= Elmar Arro =

Elmar Arro (2 August 1899 – 14 December 1985) was a music historian. Born in Riga in a German-speaking family, he studied musicology in Berlin and Vienna. He settled in Tartu in Estonia in 1928 and began a career studying the history of Eastern European music. In 1939 he was forced to leave Estonia for Germany, as part of the German–Soviet population transfers. In 1941 during World War II he was drafted into the Wehrmacht, and was later taken prisoner by Soviet troops. In 1955 he was released and settled in Germany, where he pursued his research on Eastern European music. After his retirement he settled in Vienna, where he died in 1985.

==Early life==
Elmar Arro was born on 2 August 1899 in Riga, the present-day capital of Latvia but at the time part of the Russian Empire, in a German-speaking family. His father came from a peasant family from Viljandi County in Estonia, and was a lawyer working in Riga. Following his graduation from school in Riga, Arro moved, initially to Berlin and later to Vienna, to study musicology and Slavic philology. He graduated in 1928 with a thesis on musical life in Estonia in the 19th century, and then settled in Tartu in Estonia.

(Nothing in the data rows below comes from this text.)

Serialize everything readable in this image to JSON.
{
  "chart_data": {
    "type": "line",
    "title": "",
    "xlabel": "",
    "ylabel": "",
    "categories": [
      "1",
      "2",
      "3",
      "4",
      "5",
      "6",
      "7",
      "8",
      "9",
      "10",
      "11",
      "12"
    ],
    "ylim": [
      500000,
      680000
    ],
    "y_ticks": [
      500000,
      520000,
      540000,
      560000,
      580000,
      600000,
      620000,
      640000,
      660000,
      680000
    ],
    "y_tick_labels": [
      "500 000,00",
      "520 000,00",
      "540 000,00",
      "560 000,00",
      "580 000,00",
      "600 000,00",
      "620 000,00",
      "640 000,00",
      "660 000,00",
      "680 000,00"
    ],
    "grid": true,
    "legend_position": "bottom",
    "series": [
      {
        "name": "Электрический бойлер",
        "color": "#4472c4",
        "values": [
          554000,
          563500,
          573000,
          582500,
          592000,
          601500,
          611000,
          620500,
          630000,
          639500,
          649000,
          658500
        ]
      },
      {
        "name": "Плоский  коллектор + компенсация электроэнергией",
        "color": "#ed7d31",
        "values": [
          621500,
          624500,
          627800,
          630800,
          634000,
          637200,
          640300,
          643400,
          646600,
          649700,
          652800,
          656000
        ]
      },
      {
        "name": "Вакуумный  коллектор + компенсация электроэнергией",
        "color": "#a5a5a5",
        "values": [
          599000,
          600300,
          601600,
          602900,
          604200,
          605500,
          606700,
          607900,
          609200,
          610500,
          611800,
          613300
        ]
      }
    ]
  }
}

==Later life and research==
For the next decade, Arro was engaged in research on musical history based on archival studies in Tartu and Riga. He was briefly chief editor of an Estonian-language journal on musicology (which however had to cease operation after publishing only one issue), and taught at German-language institutes in Tartu (from 1931) and Riga (1936–38). Though Arro knew some Estonian, he did not feel comfortable using it as an academic language. However, he made efforts to use the language in his communication with Estonian counterparts.

In 1939 he was forced to leave Estonia for Germany, as part of the German–Soviet population transfers. In 1941, during World War II, he was drafted into the Wehrmacht, was later taken prisoner and spent until 1955 in Soviet captivity. After his release he settled in Germany, where he contributed to building up a research institute for East European music in Freiburg in 1959. Around 1964 he moved to Kiel, where he continued his research and published the first four volumes of Musik des Ostens, a publication about Eastern European music. After his retirement in 1966 he settled in Vienna in Austria; in Vienna he founded another periodical on Slavic music, Musica Slavica, of which however only two issues edited by Arro appeared. He died in Vienna on 14 December 1985. His legacy as a researcher has been particularly noted in Estonia, where his work on the history of music was in some ways foundational, and he has also been described as "one of the finest and most erudite scholars of Russian music history and musical life".